The defendants see it differently. The complaint attempts to use these laws “to attack that routine part of e-commerce – generating search results based on user queries – that these laws were never meant to cover,” the motion states. He defends their search results as no different from others such as “biographies” generated by Amazon.

In addition to its arbitration argument, the motion also asserts that plaintiffs have not asserted claims under the publicity rights laws of California and Alabama.

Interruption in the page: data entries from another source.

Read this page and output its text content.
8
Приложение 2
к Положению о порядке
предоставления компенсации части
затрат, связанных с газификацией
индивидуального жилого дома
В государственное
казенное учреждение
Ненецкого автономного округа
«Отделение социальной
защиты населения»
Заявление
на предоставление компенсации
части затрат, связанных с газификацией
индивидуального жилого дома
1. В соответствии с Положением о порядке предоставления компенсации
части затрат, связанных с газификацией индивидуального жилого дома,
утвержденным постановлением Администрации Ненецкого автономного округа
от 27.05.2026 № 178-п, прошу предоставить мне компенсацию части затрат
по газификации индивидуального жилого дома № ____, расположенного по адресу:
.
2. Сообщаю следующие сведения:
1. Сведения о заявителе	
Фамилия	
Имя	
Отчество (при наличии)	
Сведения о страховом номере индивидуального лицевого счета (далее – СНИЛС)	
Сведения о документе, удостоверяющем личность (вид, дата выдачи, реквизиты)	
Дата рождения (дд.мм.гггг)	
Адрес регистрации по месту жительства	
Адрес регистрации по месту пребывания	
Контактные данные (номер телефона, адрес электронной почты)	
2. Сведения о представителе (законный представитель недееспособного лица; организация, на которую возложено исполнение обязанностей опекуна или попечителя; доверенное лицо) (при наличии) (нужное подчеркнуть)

On the one hand, the defendants claim that the complaint lacks facts alleging that anyone beyond the plaintiffs and their lawyers actually sought out information about these plaintiffs, thus punching a hole in the element requiring people searching for sites Web are illegally “using” complainants’ information.

The petition also uses a defense under Section 230 of the Communications Decency Act (CDA), noting that at least two courts have declared defendant Intelius immune from prosecution under the CDA. Defendants say they pass the three-prong test and further fall into a category of computer service providers that the Ninth Circuit has ruled immune, namely that the websites that defendants operate “meet the demand voluntary research from a user who informs him of the information that the Ninth Circuit the user wishes to see.

The motion also raises California’s anti-SLAPP and First Amendment defenses. The dismissal hearing is scheduled for May 16 before Judge Michael M. Anello.

Plaintiffs are represented by Bursor & Fisher PA and Edelson PC. Defendants are represented by Jenner & Block LLP.